For day 7 of #blog12daysxmas
I finished the back of my grey tweed cardigan yesterday so now I have just the sleeves to go! I’m hoping to have it finished by the time I go back to work in another week. I’m quite pleased to have the grey Peace Fleece on the way to being knitted up because, while I love it, it’s been in the stash for a while now and I could never find quite the right project for it.
I have completely the wrong personality to have a yarn stash containing any more than one sweater’s worth of yarn. I actually get get slightly panicked when I think about it, so 2013 is the year to knit through the stash and this will be a great start to the new year.
For Christmas I scored the revised edition of June Hemmons Hiatt’s epic tome The Principles of knitting which comes in at around 700 pages.
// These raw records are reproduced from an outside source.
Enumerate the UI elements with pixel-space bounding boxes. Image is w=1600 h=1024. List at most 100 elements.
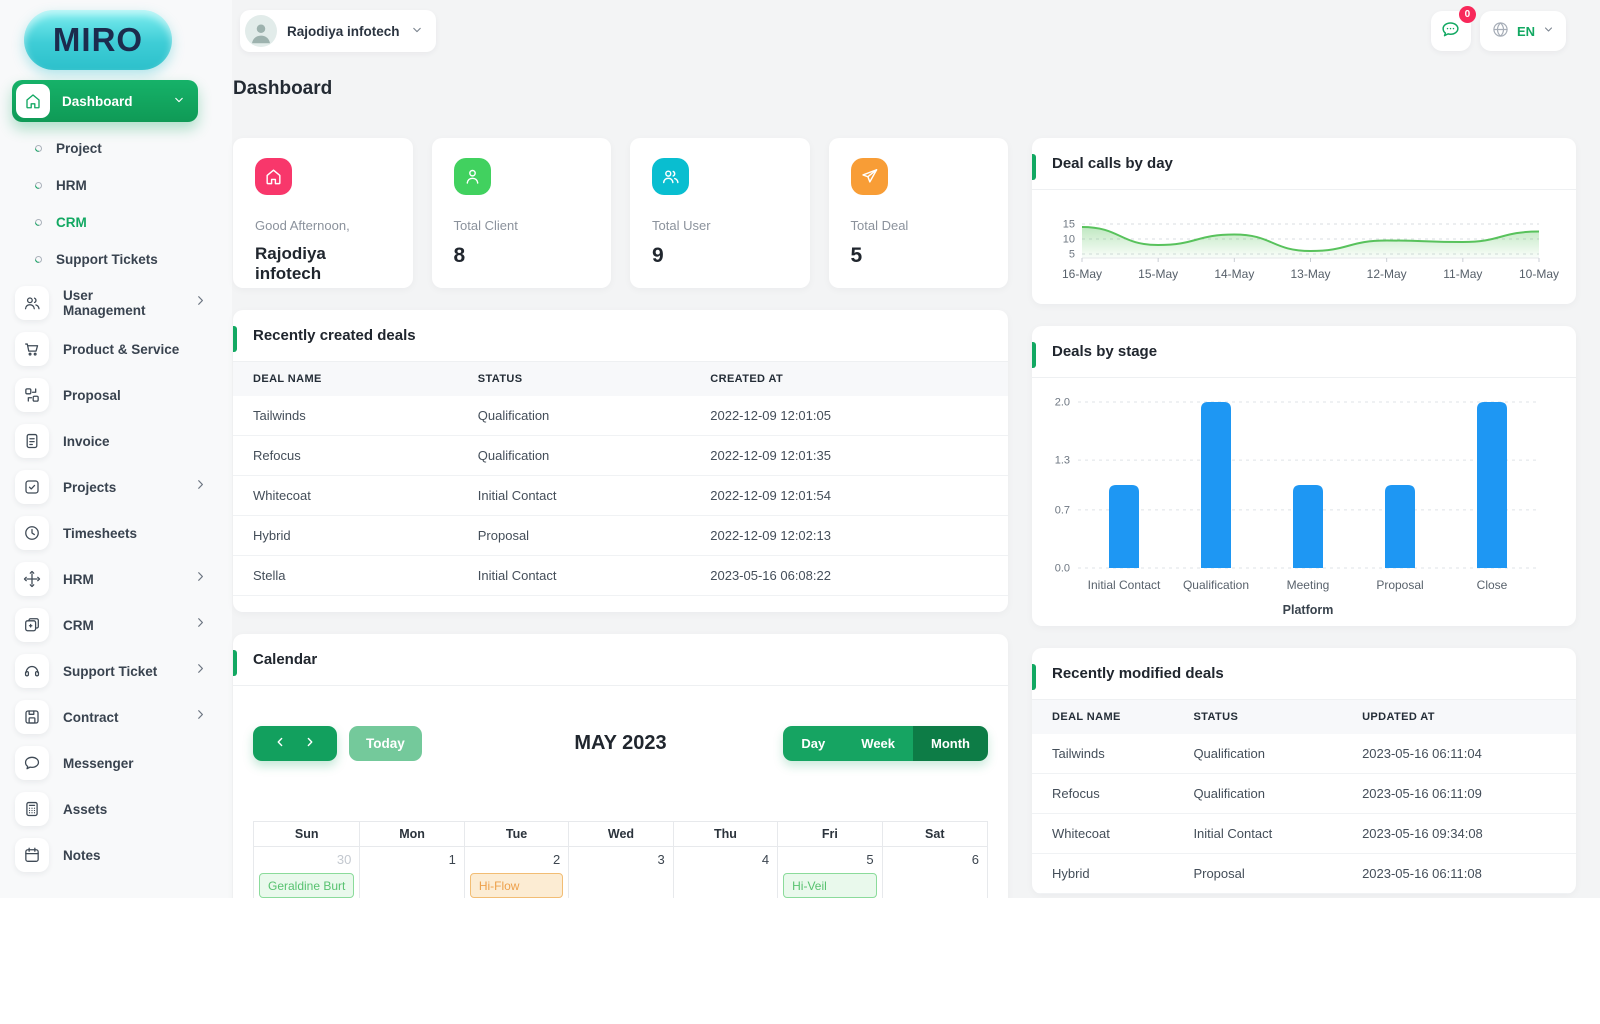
chevron-right-icon[interactable]: [303, 735, 317, 752]
day-number: 6: [883, 849, 987, 871]
sidebar-item-dashboard[interactable]: Dashboard: [12, 80, 198, 122]
calendar-today-button[interactable]: Today: [349, 726, 422, 761]
table-row: HybridProposal2022-12-09 12:02:13: [233, 516, 1008, 556]
chevron-right-icon: [193, 293, 208, 308]
chevron-right-icon: [303, 735, 317, 749]
calendar-day-cell[interactable]: 30Geraldine Burt: [254, 847, 360, 898]
column-header: UPDATED AT: [1342, 700, 1576, 734]
sidebar-item-invoice[interactable]: Invoice: [12, 418, 232, 464]
calendar-view-week[interactable]: Week: [843, 726, 913, 761]
svg-text:Initial Contact: Initial Contact: [1088, 578, 1161, 592]
card-accent: [1032, 154, 1036, 180]
card-title: Deals by stage: [1032, 326, 1576, 378]
sidebar-item-proposal[interactable]: Proposal: [12, 372, 232, 418]
rocket-icon: [860, 167, 879, 186]
weekday-header: Wed: [569, 822, 673, 847]
svg-text:11-May: 11-May: [1443, 267, 1482, 281]
sidebar-subitem-project[interactable]: Project: [12, 130, 232, 167]
chart-wrap: 5101516-May15-May14-May13-May12-May11-Ma…: [1032, 190, 1576, 304]
bullet-icon: [34, 255, 43, 264]
sidebar-subitem-crm[interactable]: CRM: [12, 204, 232, 241]
globe-icon: [1491, 20, 1510, 42]
app-logo[interactable]: MIRO: [24, 10, 172, 70]
calendar-event[interactable]: Geraldine Burt: [259, 873, 354, 898]
company-dropdown[interactable]: Rajodiya infotech: [240, 10, 436, 52]
sidebar-item-notes[interactable]: Notes: [12, 832, 232, 878]
calendar-day-cell[interactable]: 3: [569, 847, 673, 898]
sidebar-subitem-hrm[interactable]: HRM: [12, 167, 232, 204]
sidebar-item-hrm[interactable]: HRM: [12, 556, 232, 602]
table-row: StellaInitial Contact2023-05-16 06:08:22: [233, 556, 1008, 596]
dashboard-grid: Good Afternoon,Rajodiya infotechTotal Cl…: [233, 138, 1600, 898]
bullet-icon: [34, 218, 43, 227]
card-accent: [233, 326, 237, 352]
calendar-day-cell[interactable]: 1: [360, 847, 464, 898]
projects-icon-chip: [15, 470, 49, 504]
calendar-event[interactable]: Hi-Veil: [783, 873, 876, 898]
chevron-right-icon: [193, 615, 208, 630]
sidebar-item-support-ticket[interactable]: Support Ticket: [12, 648, 232, 694]
svg-text:Qualification: Qualification: [1183, 578, 1249, 592]
calendar-day-cell[interactable]: 4: [674, 847, 778, 898]
user-icon-chip: [454, 158, 491, 195]
users-icon: [661, 167, 680, 186]
bullet-icon: [34, 181, 43, 190]
day-number: 4: [674, 849, 777, 871]
calendar-day-cell[interactable]: 6: [883, 847, 987, 898]
calendar-day-cell[interactable]: 2Hi-Flow: [465, 847, 569, 898]
sidebar-item-label: Notes: [63, 848, 208, 863]
table-cell: 2023-05-16 06:11:04: [1342, 734, 1576, 774]
sidebar-item-contract[interactable]: Contract: [12, 694, 232, 740]
calendar-view-day[interactable]: Day: [783, 726, 843, 761]
calendar-icon: [23, 846, 41, 864]
chat-icon: [23, 754, 41, 772]
sidebar-item-messenger[interactable]: Messenger: [12, 740, 232, 786]
table-cell: Refocus: [1032, 774, 1173, 814]
table-cell: 2022-12-09 12:01:05: [690, 396, 1008, 436]
table-cell: Proposal: [458, 516, 691, 556]
move-icon: [23, 570, 41, 588]
table-header-row: DEAL NAMESTATUSUPDATED AT: [1032, 700, 1576, 734]
calendar-prev-next-button[interactable]: [253, 726, 337, 761]
calendar-toolbar: MAY 2023 Today DayWeekMonth: [233, 686, 1008, 761]
chevron-right-icon: [193, 569, 208, 589]
calendar-view-month[interactable]: Month: [913, 726, 988, 761]
sidebar-item-assets[interactable]: Assets: [12, 786, 232, 832]
stat-label: Total Client: [454, 218, 590, 233]
calendar-icon-chip: [15, 838, 49, 872]
calculator-icon: [23, 800, 41, 818]
sidebar-item-user-management[interactable]: User Management: [12, 280, 232, 326]
sidebar-item-label: User Management: [63, 288, 179, 318]
day-number: 1: [360, 849, 463, 871]
sidebar-item-projects[interactable]: Projects: [12, 464, 232, 510]
calendar-event[interactable]: Hi-Flow: [470, 873, 563, 898]
table-cell: Whitecoat: [233, 476, 458, 516]
chevron-down-icon: [172, 93, 186, 110]
table-row: HybridProposal2023-05-16 06:11:08: [1032, 854, 1576, 894]
sidebar-subitem-support-tickets[interactable]: Support Tickets: [12, 241, 232, 278]
stat-cards: Good Afternoon,Rajodiya infotechTotal Cl…: [233, 138, 1008, 288]
language-code: EN: [1517, 24, 1535, 39]
content-area: Rajodiya infotech 0 EN Dashboard: [232, 0, 1600, 898]
day-number: 3: [569, 849, 672, 871]
chevron-right-icon: [193, 569, 208, 584]
sidebar-item-timesheets[interactable]: Timesheets: [12, 510, 232, 556]
contract-icon: [23, 708, 41, 726]
chevron-right-icon: [193, 293, 208, 313]
calendar-day-cell[interactable]: 5Hi-Veil: [778, 847, 882, 898]
users-icon-chip: [652, 158, 689, 195]
svg-text:15: 15: [1063, 219, 1075, 231]
sidebar-item-crm[interactable]: CRM: [12, 602, 232, 648]
sidebar-item-product-service[interactable]: Product & Service: [12, 326, 232, 372]
sidebar-item-label: CRM: [63, 618, 179, 633]
language-dropdown[interactable]: EN: [1480, 11, 1566, 51]
table-cell: 2023-05-16 06:08:22: [690, 556, 1008, 596]
chevron-down-icon: [1542, 23, 1555, 39]
sidebar-item-label: Invoice: [63, 434, 208, 449]
stat-card-total-deal: Total Deal5: [829, 138, 1009, 288]
chat-icon-chip: [15, 746, 49, 780]
chevron-left-icon[interactable]: [273, 735, 287, 752]
messages-button[interactable]: 0: [1431, 11, 1471, 51]
sidebar-subitem-label: HRM: [56, 178, 87, 193]
table-cell: Whitecoat: [1032, 814, 1173, 854]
As the author says “the heft of this book proves that while knitting may seem to be a simple craft, there is indeed quite a lot to say about it.” Indeed!
What I love about this book it is that it isn’t just the usual knitting reference book where you look up a particular question, as in a dictionary, and it tells you the answer.
It does not simply provide instructions in how to do a technique, with the expectation that you would learn in a rote fashion, but instead it provides the knowledge you need to truly master the craft. Therefore each technique is explained; how it works, what its characteristics are, how it can be expected to behave in the fabric, and how it compares to other, similar techniques.
I do love a bit of knitting geekery and I plan to work my way through the entire book, but through dipping in and reading bits here and there I have already found a solution to a problem that’s been bugging me for ages: getting paired left and right decreases to match, as on the back of my cardigan.
I’ve used SSK (slip, slip, knit) at the beginning of the row and K2Tog (knit 2 together) at the end which seem to be the best matching pair of decreases but the author notes that “this can be problematic because the facing stitch of a Left Decrease tends to be larger than that of a Right Decrease.” I agree! As I hadn’t seen the problem discussed anywhere before I assumed it was something I was doing wrong. The author explores the technical explanations before concluding that “why it does this remains a mystery” and then goes on to offer several solutions. This is the one that worked for me:
When working the Slip, Slip, Knit version of the Left Decrease, draw the new stitch through, drop the right discard stitch first, and then pull up on the left discard stitch before discarding it. This will draw some yarn out of the facing stitch.
It will make sense when you do it and my raglan decreases now look much the same on left and right.